"I wish I could be a wayfarer. See the world from a whole new perspective. Slow down on life itself and just cure my lust to wander the unknown. If only,"
The school holidays are almost here. Three more days, to be exact. I can't wait for this school year to end. Seriously, I just want to get Form 4 done and over with. They say it's the 'honeymoon' year. Pfft, it sure as hell not! I'm actually eager to enter Form 5. I mean, I'll be seventeen next year. Fucking seventeen. That's pretty huge, if you ask me. The last year of school, me as a senior. This is all too weird, but exciting at the same time. Just imagine - me, a seventeen year-old, a senior. Sounds funny, but whatever.
2010 got off to a rocky start, then it kind of got easier, and then not so easy, and sometimes just plain fucking hard. I'm not really in the position to complain, so I'll just let it pass by. The year is ending in two months, and I might as well make the most of it. Even though it started off a little bit hard, I can always end the year with a bang, and celebrate the new year as a new person. While we're on the subject, I was reminiscing a while ago and I couldn't help but see that I've changed so much. I've grown so much, as a person. I'm not really the same person you knew back in '09. How do you say this, I, err... reinvented myself? For the better though, I hope. It's not easy leaving your past behind you. I've pretty much learned it the hard way... sort of.
I can't just say that I'm the only one who changed. Everybody I've once knew are gone now. They've all transitioned into other people. Some good, some bad, some I just don't recognize anymore. But hey, that's life, right? They come and go all the time. I should just care about those who came and never left. I mean, why wither when you can just move the fuck on? They're only human, can't really blame them for letting themselves get brainwashed by the world. Everybody change, not always for the better, but yes. They do. I can't really stop it, heck I can't even stop it from happening to myself. I appreciate it now though, I'm not the same person anymore. I kinda like the "new me". She seems fairly acceptable, I guess. What do you think?

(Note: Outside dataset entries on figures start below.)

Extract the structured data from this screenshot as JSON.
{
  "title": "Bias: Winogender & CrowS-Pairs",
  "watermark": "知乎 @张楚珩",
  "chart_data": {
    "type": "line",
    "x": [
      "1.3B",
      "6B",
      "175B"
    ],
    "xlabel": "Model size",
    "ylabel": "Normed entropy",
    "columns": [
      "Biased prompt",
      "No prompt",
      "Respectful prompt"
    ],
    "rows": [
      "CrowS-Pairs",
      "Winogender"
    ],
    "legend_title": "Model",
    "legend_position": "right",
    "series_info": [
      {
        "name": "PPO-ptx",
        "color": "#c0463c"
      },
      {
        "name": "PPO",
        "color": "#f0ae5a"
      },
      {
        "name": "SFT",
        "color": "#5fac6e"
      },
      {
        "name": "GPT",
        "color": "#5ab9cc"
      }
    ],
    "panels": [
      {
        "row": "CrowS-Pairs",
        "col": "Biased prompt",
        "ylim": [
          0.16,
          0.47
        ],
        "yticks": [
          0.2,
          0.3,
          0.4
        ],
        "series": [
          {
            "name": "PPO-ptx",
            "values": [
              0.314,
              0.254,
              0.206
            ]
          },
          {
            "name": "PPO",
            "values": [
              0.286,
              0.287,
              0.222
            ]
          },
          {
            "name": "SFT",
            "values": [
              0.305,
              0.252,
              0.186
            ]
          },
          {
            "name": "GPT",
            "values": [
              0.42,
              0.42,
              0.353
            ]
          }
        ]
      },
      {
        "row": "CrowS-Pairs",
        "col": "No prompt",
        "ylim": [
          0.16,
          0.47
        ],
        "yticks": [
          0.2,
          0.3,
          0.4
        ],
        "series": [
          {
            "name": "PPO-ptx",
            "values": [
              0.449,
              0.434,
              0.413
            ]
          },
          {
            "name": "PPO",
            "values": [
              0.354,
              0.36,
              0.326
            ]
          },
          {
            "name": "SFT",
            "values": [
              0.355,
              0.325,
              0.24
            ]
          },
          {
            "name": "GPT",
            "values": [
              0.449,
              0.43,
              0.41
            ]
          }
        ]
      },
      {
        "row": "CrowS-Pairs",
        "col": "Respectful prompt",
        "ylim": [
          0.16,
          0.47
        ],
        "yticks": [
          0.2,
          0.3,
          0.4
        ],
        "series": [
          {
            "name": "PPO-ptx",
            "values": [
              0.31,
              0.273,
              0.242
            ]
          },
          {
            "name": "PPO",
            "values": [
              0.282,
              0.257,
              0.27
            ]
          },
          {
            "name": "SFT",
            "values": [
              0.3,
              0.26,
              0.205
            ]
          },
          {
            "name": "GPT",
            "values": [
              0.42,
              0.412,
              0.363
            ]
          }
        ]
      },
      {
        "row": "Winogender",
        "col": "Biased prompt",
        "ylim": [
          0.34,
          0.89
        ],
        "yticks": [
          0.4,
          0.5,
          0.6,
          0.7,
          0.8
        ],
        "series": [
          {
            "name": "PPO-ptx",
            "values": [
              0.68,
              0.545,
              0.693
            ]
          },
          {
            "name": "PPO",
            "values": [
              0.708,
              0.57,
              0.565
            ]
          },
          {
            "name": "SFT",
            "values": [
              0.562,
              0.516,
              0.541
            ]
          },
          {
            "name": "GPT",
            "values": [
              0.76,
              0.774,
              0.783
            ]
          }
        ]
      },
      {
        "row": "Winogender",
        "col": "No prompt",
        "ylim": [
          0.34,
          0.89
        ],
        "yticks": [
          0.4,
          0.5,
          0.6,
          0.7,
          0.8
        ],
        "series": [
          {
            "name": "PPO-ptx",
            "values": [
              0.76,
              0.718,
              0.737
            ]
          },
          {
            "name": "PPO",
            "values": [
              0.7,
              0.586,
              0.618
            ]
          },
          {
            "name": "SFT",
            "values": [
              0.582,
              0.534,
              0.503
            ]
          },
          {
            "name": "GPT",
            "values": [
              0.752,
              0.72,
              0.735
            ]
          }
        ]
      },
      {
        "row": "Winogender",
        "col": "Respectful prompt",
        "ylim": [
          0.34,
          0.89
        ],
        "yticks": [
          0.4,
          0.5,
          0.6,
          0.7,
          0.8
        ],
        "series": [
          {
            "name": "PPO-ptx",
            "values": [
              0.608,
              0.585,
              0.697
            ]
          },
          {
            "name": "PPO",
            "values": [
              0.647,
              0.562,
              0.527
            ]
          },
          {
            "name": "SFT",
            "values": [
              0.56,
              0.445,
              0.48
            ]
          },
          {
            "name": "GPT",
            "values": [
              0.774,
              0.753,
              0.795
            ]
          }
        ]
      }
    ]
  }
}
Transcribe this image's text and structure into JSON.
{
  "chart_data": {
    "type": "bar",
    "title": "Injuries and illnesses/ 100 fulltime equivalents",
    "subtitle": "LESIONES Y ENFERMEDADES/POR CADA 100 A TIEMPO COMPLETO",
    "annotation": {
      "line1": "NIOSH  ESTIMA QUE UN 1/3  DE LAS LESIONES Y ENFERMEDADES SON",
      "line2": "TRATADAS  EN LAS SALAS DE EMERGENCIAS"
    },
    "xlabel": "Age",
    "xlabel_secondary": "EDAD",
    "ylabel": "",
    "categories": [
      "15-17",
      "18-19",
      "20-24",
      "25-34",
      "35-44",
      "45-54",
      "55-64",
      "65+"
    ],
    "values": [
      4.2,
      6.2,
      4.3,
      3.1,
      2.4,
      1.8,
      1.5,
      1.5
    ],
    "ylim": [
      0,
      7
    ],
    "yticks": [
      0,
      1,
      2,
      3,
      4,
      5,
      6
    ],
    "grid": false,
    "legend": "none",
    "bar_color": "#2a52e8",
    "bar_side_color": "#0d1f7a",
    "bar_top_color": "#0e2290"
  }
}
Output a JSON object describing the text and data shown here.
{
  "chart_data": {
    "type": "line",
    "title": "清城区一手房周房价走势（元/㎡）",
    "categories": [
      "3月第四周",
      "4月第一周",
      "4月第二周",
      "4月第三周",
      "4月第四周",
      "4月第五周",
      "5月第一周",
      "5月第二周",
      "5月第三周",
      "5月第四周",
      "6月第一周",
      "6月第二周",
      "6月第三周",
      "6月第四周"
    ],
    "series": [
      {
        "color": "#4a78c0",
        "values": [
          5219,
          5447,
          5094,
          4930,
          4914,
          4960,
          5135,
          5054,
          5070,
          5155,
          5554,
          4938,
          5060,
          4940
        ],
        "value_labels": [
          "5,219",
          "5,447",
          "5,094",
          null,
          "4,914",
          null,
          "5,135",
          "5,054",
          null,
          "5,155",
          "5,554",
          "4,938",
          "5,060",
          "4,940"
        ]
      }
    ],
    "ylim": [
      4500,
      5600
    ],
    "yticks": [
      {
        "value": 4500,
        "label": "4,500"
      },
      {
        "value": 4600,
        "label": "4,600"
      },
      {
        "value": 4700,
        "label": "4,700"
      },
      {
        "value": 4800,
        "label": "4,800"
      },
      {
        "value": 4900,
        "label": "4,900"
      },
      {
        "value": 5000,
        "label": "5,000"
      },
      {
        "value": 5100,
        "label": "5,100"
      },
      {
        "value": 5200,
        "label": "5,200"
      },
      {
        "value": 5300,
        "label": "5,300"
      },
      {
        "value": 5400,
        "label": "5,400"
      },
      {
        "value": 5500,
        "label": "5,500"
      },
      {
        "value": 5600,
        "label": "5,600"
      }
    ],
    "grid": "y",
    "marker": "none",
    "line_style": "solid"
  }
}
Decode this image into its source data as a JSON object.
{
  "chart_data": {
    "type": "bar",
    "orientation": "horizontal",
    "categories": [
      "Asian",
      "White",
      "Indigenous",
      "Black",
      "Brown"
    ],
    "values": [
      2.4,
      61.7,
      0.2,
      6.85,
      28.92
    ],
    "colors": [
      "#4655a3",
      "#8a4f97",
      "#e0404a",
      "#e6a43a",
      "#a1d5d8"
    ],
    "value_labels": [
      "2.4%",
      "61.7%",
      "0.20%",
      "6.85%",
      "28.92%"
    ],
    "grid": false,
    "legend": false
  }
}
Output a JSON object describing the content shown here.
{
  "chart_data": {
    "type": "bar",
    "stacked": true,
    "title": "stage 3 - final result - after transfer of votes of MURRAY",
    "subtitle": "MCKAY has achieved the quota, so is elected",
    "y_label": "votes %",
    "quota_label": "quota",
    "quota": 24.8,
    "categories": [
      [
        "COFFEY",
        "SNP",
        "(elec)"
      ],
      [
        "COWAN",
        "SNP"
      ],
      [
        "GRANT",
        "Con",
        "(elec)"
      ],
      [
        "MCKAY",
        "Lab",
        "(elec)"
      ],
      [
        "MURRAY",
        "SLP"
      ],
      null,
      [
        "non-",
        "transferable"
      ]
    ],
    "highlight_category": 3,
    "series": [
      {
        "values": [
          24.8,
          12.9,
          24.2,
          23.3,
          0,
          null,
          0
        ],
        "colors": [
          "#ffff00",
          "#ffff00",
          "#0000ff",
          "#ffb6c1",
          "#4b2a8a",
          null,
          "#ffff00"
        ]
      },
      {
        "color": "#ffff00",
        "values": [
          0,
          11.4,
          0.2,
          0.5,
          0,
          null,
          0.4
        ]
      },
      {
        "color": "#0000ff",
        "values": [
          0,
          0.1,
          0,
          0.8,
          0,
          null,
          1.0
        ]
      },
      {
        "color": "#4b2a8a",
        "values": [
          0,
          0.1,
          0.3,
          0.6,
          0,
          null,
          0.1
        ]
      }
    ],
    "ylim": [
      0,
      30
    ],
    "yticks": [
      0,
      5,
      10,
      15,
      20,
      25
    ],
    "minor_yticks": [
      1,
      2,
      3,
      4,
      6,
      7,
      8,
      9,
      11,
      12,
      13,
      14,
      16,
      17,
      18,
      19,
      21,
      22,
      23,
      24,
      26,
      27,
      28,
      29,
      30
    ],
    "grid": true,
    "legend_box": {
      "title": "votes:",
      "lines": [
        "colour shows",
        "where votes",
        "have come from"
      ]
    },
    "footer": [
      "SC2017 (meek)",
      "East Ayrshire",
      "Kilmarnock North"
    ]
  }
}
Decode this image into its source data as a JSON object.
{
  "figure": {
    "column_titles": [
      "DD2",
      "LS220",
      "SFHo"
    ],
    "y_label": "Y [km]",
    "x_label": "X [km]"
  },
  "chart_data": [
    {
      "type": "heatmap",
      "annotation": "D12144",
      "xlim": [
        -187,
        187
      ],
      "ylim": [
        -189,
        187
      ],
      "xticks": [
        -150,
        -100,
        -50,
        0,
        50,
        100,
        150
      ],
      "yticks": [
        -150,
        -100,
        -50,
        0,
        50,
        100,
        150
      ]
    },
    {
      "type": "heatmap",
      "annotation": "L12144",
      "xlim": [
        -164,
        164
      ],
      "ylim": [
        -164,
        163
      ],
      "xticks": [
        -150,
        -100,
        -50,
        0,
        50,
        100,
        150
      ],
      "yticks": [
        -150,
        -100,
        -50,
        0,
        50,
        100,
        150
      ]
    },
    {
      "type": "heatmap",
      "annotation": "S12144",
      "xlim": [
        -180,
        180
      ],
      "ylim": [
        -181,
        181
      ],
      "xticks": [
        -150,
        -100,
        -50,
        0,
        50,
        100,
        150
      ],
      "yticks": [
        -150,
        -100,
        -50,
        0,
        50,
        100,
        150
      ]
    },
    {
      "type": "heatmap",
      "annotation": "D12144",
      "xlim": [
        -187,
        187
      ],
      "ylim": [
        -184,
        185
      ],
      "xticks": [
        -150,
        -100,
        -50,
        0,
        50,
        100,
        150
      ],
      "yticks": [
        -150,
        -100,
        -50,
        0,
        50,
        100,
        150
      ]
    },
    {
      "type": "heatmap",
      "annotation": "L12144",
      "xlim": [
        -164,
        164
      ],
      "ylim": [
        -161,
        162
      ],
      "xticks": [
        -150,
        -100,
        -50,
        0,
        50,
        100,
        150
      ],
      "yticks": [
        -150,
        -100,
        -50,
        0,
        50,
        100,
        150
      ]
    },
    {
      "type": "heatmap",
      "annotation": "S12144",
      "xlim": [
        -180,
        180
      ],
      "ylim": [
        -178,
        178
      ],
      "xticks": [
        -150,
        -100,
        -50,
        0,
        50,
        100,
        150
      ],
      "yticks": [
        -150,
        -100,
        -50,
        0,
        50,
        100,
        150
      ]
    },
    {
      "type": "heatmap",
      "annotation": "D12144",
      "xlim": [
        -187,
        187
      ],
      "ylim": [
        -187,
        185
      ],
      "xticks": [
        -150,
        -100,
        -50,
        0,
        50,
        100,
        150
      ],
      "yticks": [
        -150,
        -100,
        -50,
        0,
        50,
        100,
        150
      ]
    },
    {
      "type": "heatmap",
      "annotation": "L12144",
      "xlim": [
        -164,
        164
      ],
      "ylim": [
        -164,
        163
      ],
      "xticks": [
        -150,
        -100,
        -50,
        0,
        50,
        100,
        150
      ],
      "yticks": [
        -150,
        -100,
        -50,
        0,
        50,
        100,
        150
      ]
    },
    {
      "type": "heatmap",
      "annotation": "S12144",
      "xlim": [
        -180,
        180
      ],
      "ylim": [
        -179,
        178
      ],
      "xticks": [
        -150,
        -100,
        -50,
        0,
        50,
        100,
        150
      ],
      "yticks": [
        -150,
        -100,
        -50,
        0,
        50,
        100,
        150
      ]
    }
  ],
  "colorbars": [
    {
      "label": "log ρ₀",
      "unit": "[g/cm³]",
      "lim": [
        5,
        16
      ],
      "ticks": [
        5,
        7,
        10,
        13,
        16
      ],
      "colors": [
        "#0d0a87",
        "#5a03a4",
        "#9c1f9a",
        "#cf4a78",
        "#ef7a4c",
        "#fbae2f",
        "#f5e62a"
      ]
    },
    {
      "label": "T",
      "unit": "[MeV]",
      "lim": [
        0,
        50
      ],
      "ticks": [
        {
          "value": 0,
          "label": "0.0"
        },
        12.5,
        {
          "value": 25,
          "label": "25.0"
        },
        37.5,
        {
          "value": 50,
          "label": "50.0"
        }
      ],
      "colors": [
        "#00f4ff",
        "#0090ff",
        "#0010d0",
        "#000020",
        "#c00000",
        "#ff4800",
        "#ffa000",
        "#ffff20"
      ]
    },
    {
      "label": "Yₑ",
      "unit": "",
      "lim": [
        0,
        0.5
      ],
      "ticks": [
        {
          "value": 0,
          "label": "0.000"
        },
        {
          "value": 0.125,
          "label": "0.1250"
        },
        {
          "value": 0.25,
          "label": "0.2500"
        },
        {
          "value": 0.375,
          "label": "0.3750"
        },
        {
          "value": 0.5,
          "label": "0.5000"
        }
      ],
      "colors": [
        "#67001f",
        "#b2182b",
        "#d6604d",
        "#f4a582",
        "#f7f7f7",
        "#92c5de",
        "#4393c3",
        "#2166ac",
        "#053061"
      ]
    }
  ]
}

Just to get everybody's attention, I am single, yes. And the truth is? I'm not in a rush to change that anytime soon. I'm not desperate to find a guy, I'm not hunting for one. I'm just going with the flow, see where life takes me. I couldn't help but think about how some of my friends think I'm actually, how do you say this, dying inside? Well, I'm not. Just mind your own fucking business. I love you guys to death, trust me, but you gotta let me breathe a little. I'm old enough to know what's right and what's wrong. I don't need people breathing down my neck 24/7. I really don't need anyone setting me up with anybody. I'm only sixteen, for crying out loud. My only priority right now is studying my ass off, pass SPM with flying colours, get a kick-ass scholarship, and then go to a decent college *cough* Taylor's *cough*.
Maybe after high school, just maybe. But I'm not just gonna get into a relationship just because people tell me to or because other people are already in relationships. I'm fine the way I am, thank you very much. I'll just do whatever it is that I'm doing. Living in the moment - that's pretty much my tag line from now on. I shouldn't be thinking too much about my future, it's literally driving me insane. Plus, I'd rather have a best friend than a boyfriend right now. It's less... complicated? Oh, and yes, to crush that god-awful, exasperating rumor once and for all - I am currently crushing on someone. I think. Seriously, everybody's got a crush on someone, right? And don't try to fish it out of me cause I ain't telling. I have a feeling it's gonna be short-lived, though. Because he's hung up on someone else (of course). Damn.
Come on people, I'm a realist, not a fucking robot.